Consumers squeezed by the rotten economy are shopping online in ever-greater numbers to save money on their holiday purchases. But increasingly, buyers who purchase items on eBay and other sites are inadvertently paying for counterfeit items.
Consumer Ally partner SiteJabber, a site dedicated to helping consumers find legitimate sites and protecting them from fraudulent ones, recently published an eye-opening graphic detailing the size and sources of the global counterfeit economy.
"We decided to package the data into a graphic to raise awareness amongst consumers of the magnitude, scope and nature of counterfeit goods," SiteJabber co-founder Jeremy Gin told Consumer Ally."We believe this is important because we see so many consumers who are looking for deals online hurt when they end up receiving counterfeit and low-quality products," Gin added. "Unfortunately, this is particularly evident this holiday season as more consumers look for ways to save in this difficult economy."

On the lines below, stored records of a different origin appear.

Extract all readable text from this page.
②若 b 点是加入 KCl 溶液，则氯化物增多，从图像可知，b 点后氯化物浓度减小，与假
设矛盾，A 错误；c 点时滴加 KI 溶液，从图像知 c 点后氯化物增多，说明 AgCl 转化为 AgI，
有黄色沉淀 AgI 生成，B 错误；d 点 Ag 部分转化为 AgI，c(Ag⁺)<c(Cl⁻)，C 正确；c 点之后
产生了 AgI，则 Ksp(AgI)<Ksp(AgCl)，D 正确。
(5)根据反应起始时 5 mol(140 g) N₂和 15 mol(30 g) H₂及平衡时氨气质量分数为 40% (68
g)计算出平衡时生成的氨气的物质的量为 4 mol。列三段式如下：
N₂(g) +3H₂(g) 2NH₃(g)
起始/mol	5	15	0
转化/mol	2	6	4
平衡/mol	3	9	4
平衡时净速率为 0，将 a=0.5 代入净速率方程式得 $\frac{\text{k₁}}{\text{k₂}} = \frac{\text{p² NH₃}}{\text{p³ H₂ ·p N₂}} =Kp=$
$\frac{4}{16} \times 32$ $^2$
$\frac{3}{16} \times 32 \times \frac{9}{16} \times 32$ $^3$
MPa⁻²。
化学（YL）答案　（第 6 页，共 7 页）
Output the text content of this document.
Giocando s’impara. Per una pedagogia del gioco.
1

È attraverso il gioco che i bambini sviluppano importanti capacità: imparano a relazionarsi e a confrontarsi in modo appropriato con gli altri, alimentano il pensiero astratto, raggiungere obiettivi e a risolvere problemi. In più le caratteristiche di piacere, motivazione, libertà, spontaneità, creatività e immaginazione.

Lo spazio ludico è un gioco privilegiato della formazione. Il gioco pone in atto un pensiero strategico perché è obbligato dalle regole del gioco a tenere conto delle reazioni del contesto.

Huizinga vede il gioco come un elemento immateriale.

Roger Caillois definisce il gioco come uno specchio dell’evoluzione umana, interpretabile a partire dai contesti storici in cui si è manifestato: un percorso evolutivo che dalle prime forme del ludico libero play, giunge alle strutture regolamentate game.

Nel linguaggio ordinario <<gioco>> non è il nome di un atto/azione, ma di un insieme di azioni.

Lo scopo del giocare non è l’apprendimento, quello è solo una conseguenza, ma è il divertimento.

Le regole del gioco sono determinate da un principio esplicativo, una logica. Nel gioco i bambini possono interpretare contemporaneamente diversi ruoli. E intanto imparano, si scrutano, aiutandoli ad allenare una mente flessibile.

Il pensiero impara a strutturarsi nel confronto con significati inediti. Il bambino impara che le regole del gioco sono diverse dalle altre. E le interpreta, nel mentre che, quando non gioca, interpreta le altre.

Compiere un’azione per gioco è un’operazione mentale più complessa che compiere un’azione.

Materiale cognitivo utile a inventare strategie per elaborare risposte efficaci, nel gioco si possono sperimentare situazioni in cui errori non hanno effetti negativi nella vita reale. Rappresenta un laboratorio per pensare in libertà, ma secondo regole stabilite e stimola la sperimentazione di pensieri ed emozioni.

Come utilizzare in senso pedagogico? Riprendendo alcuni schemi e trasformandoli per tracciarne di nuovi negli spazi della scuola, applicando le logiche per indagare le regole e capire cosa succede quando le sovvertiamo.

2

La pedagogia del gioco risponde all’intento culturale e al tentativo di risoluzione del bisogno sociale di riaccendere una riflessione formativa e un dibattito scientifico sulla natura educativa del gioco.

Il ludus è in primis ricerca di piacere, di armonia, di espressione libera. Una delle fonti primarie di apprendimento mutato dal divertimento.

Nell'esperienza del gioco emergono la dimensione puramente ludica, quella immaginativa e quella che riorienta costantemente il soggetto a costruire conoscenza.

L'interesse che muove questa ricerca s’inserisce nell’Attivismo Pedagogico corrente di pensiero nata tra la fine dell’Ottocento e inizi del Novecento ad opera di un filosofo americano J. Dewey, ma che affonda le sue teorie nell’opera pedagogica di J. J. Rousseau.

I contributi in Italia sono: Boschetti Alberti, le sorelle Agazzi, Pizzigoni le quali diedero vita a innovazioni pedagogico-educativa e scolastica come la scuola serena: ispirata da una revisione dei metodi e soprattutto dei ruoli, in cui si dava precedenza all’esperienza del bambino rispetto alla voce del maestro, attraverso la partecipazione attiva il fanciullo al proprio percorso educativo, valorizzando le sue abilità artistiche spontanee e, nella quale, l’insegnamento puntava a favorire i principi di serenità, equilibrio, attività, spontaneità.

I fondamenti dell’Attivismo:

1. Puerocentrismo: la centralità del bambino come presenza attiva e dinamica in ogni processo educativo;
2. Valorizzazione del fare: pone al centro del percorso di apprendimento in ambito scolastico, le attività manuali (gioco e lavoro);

The graphic, which Site Jabber created from data compiled by the Organization for Economic Cooperation and Development (OECD), depicts the counterfeit-exporting activity of more than 130 nations. The OECD statistic were based on the numbers of counterfeit goods seized from various countries, which were then crunched into a complex algorithm.

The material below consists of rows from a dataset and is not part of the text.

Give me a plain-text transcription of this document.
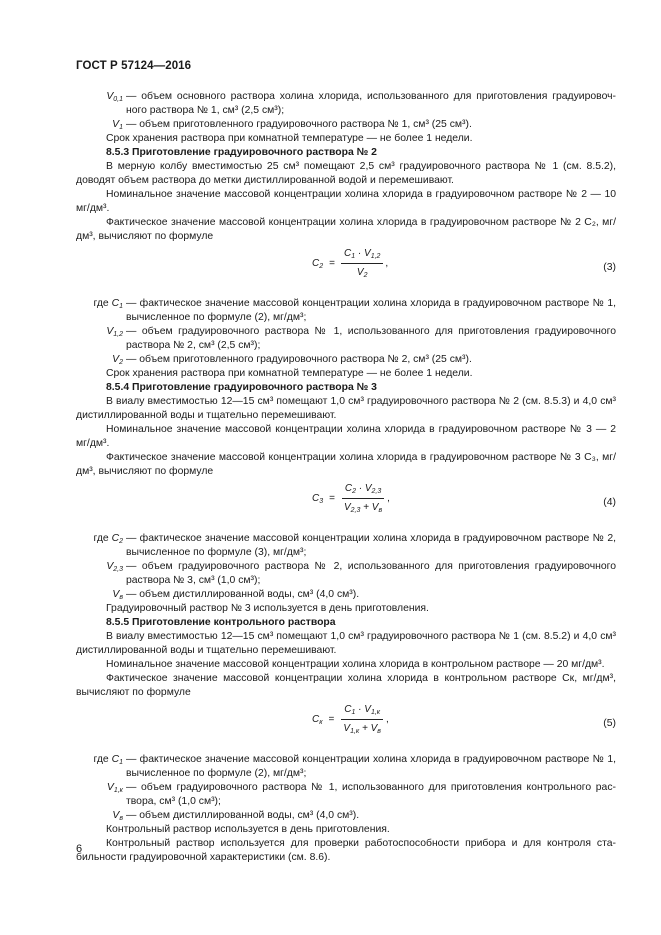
ГОСТ Р 57124—2016

$V_{0,1}$ — объем основного раствора холина хлорида, использованного для приготовления градуировоч-ного раствора № 1, см³ (2,5 см³);

$V_1$ — объем приготовленного градуировочного раствора № 1, см³ (25 см³).

Срок хранения раствора при комнатной температуре — не более 1 недели.

8.5.3 Приготовление градуировочного раствора № 2

В мерную колбу вместимостью 25 см³ помещают 2,5 см³ градуировочного раствора № 1 (см. 8.5.2), доводят объем раствора до метки дистиллированной водой и перемешивают.

Номинальное значение массовой концентрации холина хлорида в градуировочном растворе № 2 — 10 мг/дм³.

Фактическое значение массовой концентрации холина хлорида в градуировочном растворе № 2 C₂, мг/дм³, вычисляют по формуле

$C_2 = \frac{C_1 \cdot V_{1,2}}{V_2}$ ,	(3)

где $C_1$ — фактическое значение массовой концентрации холина хлорида в градуировочном растворе № 1, вычисленное по формуле (2), мг/дм³;

$V_{1,2}$ — объем градуировочного раствора № 1, использованного для приготовления градуировочного раствора № 2, см³ (2,5 см³);

$V_2$ — объем приготовленного градуировочного раствора № 2, см³ (25 см³).

Срок хранения раствора при комнатной температуре — не более 1 недели.

8.5.4 Приготовление градуировочного раствора № 3

В виалу вместимостью 12—15 см³ помещают 1,0 см³ градуировочного раствора № 2 (см. 8.5.3) и 4,0 см³ дистиллированной воды и тщательно перемешивают.

Номинальное значение массовой концентрации холина хлорида в градуировочном растворе № 3 — 2 мг/дм³.

Фактическое значение массовой концентрации холина хлорида в градуировочном растворе № 3 C₃, мг/дм³, вычисляют по формуле

$C_3 = \frac{C_2 \cdot V_{2,3}}{V_{2,3} + V_в}$ ,	(4)

где $C_2$ — фактическое значение массовой концентрации холина хлорида в градуировочном растворе № 2, вычисленное по формуле (3), мг/дм³;

$V_{2,3}$ — объем градуировочного раствора № 2, использованного для приготовления градуировочного раствора № 3, см³ (1,0 см³);

$V_в$ — объем дистиллированной воды, см³ (4,0 см³).

Градуировочный раствор № 3 используется в день приготовления.

8.5.5 Приготовление контрольного раствора

В виалу вместимостью 12—15 см³ помещают 1,0 см³ градуировочного раствора № 1 (см. 8.5.2) и 4,0 см³ дистиллированной воды и тщательно перемешивают.

Номинальное значение массовой концентрации холина хлорида в контрольном растворе — 20 мг/дм³.

Фактическое значение массовой концентрации холина хлорида в контрольном растворе Cк, мг/дм³, вычисляют по формуле

$C_к = \frac{C_1 \cdot V_{1,к}}{V_{1,к} + V_в}$ ,	(5)

где $C_1$ — фактическое значение массовой концентрации холина хлорида в градуировочном растворе № 1, вычисленное по формуле (2), мг/дм³;

$V_{1,к}$ — объем градуировочного раствора № 1, использованного для приготовления контрольного рас-твора, см³ (1,0 см³);

$V_в$ — объем дистиллированной воды, см³ (4,0 см³).

Контрольный раствор используется в день приготовления.

Контрольный раствор используется для проверки работоспособности прибора и для контроля ста-бильности градуировочной характеристики (см. 8.6).

6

The resulting numbers for each country, known as the GTRIC-e, determine each nation's propensity to export counterfeit and pirated goods. The higher the number, the more likely that nation is a source of illegal goods.
For example, Hong Kong's GTRIC-e, at 2.85, places it in the "Through the Roof" category of the very worst offenders. Conversely, Norway's 0.007 ranks it among a much larger group of nations with a "Very Low" likelihood to deal in counterfeit goods.
According to the OECD estimates, the global counterfeit market started taking off in 2002, climbing from just over $100 million to a more than $250 billion annual market by 2007. The illicit trade in pirated goods also grew from an estimated 1.85% of total global trade to 1.95% in 2007 -- a period when the value of international trade more than doubled.
The "Through the Roof" category includes just a handful of nations including Afghanistan, Laos and the United Arab Emirates. China falls into the "Very High" category along with Pakistan, Vietnam, Turkey and others. Nations with a "High" GTRIC-e include Kenya, Lithuania and Taiwan, while "Moderate" nations include India, Jordan and Jamaica. The United States falls into the "Low" category, along with the UK, Iraq, Poland and Brazil. "Very Low" nations include Japan, Finland, Mexico and Libya.
"We hope this graphic will remind consumers to use caution when deal-hunting online and always research unfamiliar websites and online businesses before transacting with them," said Gin.